There are a number of reasons why your stock order could’ve been canceled or rejected:
Your order was routed to one of our executing brokers that can’t accept orders for a particular stock: In this case, simply reenter the order, and one of our stock brokers will make sure it gets routed appropriately. If you continue to experience issues, please send us a note.
Your limit order is too aggressive: your limit order may also be rejected if it fails one of our risk checks. Risk checks help us to identify orders that don't quite make sense in the context of where the stock is currently trading in the market, such as a $1,000 limit sell order for a stock currently trading at $5. This means that your order may be canceled if the price of the security moves significantly away from your limit or stop price and is then seen as too aggressive.
You incorrectly placed a stop order: A stop order converts to a market order or a limit order once the stock reaches your stop price. However, if you set a stop order for a stock at its current price, we’ll reject your order. Additionally if you set a stop order which would execute immediately (e.g. a buy stop order below the current market price, or a sell stop order above the current market price), we’ll reject your order.

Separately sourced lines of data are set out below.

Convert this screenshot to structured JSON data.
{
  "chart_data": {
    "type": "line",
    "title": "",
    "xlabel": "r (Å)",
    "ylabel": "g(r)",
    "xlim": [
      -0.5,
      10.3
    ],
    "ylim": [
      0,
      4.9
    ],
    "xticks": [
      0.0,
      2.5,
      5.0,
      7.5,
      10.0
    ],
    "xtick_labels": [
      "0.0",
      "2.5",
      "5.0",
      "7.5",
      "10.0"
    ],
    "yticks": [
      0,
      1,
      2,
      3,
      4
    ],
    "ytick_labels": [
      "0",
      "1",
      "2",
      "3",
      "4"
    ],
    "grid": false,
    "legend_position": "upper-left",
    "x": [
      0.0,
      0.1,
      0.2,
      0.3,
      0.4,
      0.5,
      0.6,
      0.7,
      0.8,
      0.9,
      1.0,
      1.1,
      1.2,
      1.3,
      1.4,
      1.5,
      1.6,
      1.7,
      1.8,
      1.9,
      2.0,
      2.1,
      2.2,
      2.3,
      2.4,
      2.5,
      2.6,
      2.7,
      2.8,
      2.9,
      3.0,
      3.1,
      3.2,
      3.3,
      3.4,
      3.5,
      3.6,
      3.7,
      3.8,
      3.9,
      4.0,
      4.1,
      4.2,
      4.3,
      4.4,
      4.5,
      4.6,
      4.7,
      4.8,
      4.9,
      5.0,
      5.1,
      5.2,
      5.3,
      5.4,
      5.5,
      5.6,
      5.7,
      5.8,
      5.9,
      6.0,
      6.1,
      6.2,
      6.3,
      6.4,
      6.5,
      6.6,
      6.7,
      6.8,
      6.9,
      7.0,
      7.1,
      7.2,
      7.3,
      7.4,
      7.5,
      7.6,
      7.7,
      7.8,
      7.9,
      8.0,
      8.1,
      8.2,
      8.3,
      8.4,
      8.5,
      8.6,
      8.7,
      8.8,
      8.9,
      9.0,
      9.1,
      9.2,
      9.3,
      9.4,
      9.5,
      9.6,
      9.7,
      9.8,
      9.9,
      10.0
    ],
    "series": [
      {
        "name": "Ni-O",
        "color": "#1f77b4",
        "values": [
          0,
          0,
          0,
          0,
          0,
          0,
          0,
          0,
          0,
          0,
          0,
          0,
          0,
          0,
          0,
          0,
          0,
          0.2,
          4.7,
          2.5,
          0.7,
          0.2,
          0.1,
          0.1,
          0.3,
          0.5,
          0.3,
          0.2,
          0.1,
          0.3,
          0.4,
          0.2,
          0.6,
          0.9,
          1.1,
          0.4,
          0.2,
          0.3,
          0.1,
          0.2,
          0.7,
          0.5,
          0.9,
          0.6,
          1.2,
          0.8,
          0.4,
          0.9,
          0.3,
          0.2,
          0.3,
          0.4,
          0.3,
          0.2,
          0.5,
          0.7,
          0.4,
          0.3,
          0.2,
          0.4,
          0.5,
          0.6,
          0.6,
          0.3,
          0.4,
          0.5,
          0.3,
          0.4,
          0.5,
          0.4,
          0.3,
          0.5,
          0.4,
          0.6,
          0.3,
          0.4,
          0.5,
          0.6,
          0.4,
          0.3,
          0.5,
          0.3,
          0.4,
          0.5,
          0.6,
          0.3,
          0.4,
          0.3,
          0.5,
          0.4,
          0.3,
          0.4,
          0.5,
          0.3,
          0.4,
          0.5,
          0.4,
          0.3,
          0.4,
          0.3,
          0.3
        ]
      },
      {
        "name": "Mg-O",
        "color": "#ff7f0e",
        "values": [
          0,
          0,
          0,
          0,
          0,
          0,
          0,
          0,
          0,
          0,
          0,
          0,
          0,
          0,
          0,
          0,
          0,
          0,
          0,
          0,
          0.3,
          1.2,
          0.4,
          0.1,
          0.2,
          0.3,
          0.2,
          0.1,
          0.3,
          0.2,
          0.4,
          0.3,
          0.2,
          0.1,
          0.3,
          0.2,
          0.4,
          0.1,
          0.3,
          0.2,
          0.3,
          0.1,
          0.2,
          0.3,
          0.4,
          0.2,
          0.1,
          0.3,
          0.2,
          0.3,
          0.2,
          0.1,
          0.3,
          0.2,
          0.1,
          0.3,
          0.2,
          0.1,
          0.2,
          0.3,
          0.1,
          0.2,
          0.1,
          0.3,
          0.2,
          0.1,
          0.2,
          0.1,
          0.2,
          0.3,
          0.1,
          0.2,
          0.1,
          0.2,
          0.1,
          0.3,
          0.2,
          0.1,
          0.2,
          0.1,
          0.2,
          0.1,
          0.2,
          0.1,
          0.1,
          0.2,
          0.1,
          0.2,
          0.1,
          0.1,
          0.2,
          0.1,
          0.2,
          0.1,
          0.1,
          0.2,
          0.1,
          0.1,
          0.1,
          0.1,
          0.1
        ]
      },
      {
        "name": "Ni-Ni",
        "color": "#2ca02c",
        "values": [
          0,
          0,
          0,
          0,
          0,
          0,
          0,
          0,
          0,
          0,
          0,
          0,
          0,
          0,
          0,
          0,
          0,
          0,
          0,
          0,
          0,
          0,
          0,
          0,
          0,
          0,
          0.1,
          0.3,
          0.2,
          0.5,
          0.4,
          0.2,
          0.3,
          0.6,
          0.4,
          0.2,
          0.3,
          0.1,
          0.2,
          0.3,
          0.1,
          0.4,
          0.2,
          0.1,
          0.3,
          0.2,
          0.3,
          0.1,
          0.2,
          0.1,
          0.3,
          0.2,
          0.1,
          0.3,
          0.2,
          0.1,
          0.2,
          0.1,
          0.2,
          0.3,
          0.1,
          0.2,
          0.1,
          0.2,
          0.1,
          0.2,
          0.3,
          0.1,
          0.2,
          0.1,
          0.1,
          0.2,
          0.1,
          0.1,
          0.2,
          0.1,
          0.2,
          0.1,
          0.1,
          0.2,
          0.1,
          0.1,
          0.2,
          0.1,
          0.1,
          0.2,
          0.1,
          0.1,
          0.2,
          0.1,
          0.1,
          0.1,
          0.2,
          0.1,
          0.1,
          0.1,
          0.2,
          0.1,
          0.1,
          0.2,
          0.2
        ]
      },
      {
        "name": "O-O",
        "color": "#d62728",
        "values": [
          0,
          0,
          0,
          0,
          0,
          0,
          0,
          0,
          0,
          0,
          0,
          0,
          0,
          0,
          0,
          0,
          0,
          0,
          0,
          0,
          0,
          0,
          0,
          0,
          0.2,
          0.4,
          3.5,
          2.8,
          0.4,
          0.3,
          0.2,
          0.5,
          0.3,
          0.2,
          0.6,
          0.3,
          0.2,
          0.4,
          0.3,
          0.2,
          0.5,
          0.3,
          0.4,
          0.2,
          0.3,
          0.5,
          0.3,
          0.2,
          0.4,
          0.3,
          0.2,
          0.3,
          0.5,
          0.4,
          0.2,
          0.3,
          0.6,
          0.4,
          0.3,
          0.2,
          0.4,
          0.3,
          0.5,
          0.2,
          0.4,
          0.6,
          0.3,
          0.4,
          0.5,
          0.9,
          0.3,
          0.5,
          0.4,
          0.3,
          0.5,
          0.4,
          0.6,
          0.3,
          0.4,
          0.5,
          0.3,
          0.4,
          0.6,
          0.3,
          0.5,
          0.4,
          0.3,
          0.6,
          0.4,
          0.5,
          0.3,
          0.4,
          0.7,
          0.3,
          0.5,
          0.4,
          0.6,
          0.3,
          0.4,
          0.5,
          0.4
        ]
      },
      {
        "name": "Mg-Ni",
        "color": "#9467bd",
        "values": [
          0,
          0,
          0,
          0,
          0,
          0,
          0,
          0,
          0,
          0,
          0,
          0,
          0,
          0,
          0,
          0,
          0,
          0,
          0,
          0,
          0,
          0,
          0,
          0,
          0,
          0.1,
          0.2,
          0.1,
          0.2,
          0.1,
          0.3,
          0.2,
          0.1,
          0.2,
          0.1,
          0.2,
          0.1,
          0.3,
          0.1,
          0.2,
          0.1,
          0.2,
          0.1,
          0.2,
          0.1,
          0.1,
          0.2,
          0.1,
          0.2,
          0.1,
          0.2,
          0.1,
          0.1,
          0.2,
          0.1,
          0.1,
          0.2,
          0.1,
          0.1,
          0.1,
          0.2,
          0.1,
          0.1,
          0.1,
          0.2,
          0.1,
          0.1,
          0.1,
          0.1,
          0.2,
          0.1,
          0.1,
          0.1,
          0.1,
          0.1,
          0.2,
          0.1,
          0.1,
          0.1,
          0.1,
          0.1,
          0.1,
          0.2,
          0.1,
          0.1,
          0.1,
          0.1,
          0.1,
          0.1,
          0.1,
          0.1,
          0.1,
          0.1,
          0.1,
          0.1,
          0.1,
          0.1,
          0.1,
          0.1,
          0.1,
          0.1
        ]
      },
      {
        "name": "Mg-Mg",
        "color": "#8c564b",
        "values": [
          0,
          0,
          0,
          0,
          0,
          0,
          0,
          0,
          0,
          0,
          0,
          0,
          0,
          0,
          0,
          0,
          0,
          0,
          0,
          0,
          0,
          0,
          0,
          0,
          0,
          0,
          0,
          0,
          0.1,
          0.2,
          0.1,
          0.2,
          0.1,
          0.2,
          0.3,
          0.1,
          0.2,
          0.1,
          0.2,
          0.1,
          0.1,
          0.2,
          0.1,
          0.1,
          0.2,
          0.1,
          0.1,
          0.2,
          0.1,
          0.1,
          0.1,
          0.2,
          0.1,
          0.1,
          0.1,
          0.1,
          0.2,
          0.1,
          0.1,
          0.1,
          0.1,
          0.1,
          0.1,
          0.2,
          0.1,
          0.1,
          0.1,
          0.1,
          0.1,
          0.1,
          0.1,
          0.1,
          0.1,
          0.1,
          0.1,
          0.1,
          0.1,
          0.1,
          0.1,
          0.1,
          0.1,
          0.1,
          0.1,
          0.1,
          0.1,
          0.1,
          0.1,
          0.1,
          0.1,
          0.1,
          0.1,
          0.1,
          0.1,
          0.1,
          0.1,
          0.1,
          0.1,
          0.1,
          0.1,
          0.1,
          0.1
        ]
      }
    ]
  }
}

The stock executed a split: If a stock undergoes a reverse split, we’re required to cancel all open orders.
Margin call risk: Your Good-til-Canceled (GTC) BUY Order(s) could be cancelled if your account doesn't have enough buying power to support them. Buying power is the amount of money you can use to purchase stocks, options, or cryptocurrencies.You may find yourself with negative buying power if your portfolio value drops below your initial margin requirement. While having negative buying power doesn't necessarily mean that you're in a margin call, we cancel these orders because they would put you at a much higher risk of a margin call.